In my last article, I described how to avoid the analysis-paralysis trap and quickly make your way to a short list of content management software options. If you missed that article, check out Selecting a CMS: How to Build a Short List. If you followed the recommended approach, you should have a good idea of your high-level vision (what type of website you need to manage), your financial and technical constraints and few promising products to look at.
In this article I describe how to define some practical usage scenarios which you will use to shape the product evaluation process.
Up to this point you have been thinking very objectively — asking direct yes/no questions and eliminating anything with a "no" response. But you haven't addressed any of the subjective factors like efficiency, usability and manageability. All of the products on your short list could work — given enough compromises and customization — but that isn't good enough. You want something better than nearly adequate.
Writing Effective Scenarios
To find the product that will be the best fit for your organization, you need to dig into your requirements; but put those spreadsheets away. Spreadsheets are great for naming features but they won't guide you to understand how these products would work with your users and the content that your organization needs to manage.
This is where scenarios come in.
A scenario is a short story — written in a language that regular people understand; not business analyst-speak — that describes a user's interaction with the system to achieve a business objective. A scenario encapsulates lots of specific requirements and gives them greater meaning and context.

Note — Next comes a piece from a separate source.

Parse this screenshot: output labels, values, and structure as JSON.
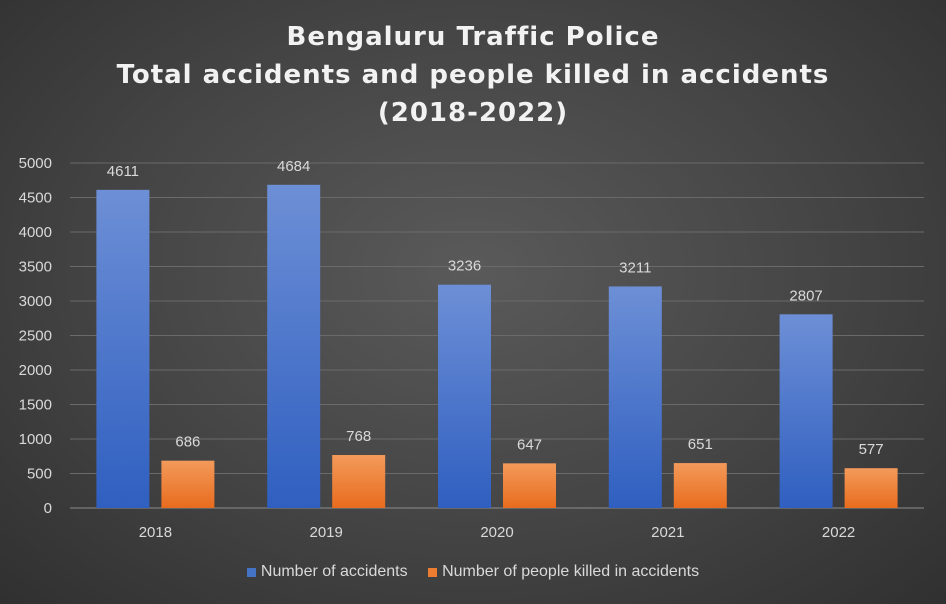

These are the four attributes of an effective scenario:
- It is written with specific users in mind
- It addresses an important and commonly executed task
- It references the content that you intend to manage
- It is open-ended enough to expose the difference in product design and approach
That list was dense so let me unpack it a bit.
1. Understanding Specific Users
Understanding users is the most important element of a CMS project because in the end, a content management system is a tool for users. The perceived success or failure of your project will hinge on how effective those users feel when they interact with the system.

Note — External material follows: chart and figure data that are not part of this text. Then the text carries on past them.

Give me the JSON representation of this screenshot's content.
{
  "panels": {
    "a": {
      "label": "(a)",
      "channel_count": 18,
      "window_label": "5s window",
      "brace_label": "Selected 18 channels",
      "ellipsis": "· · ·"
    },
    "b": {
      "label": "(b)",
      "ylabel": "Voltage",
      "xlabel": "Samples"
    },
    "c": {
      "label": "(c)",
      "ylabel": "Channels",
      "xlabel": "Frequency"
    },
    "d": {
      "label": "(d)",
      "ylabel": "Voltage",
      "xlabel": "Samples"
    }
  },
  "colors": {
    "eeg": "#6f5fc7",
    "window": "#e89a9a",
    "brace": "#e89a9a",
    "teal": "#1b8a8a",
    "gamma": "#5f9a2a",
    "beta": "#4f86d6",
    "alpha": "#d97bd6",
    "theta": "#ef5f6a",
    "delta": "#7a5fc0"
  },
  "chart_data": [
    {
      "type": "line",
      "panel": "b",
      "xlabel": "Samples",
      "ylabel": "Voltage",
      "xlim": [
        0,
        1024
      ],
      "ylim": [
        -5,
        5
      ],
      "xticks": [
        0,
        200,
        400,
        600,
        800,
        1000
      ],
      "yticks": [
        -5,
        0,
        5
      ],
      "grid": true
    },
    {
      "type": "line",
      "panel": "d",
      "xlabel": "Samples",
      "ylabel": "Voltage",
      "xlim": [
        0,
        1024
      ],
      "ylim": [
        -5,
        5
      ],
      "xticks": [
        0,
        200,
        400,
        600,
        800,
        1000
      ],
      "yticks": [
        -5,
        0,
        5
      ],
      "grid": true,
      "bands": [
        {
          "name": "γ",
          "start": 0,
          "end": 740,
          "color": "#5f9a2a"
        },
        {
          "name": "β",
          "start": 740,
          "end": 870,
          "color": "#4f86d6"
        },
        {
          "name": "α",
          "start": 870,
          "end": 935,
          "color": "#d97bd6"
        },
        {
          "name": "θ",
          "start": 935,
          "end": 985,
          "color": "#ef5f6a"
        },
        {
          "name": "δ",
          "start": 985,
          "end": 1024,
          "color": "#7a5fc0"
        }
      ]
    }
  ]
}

I typically write scenarios for four different user groups:
- content contributors
- content consumers or visitors
- system administrators
- software developers
Each of these groups have different responsibilities that can either be eased or frustrated by the technology:
- Scenarios for the content contributor will be about adding, editing, organizing, finding and approving content.
- Visitor scenarios will be about front end functionality like searching, reading content on different devices and potentially interactive functionality like commenting and user profile management.

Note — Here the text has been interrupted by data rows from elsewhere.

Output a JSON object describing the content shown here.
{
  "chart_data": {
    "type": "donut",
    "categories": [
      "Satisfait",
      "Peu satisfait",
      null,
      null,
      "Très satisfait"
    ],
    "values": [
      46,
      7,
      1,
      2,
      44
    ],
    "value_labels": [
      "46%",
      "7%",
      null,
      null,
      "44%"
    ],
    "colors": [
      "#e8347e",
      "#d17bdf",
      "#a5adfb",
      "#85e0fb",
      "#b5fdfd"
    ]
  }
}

- Administrators will be concerned with managing contributor accounts, system upgrades and backups.
- Developers will need to define content types, develop presentation templates and potentially integrate with other technologies.
Some people like to build "personas" that give personality and character to these abstract user types but I don't think that adds much value to this exercise. You might as well think of the real person (your actual co-worker or customer) than some made up symbol of him. Personae are more useful for branding and design exercises. But please don't let that stop you from creating an imaginary friend if you want to — we all have our special needs.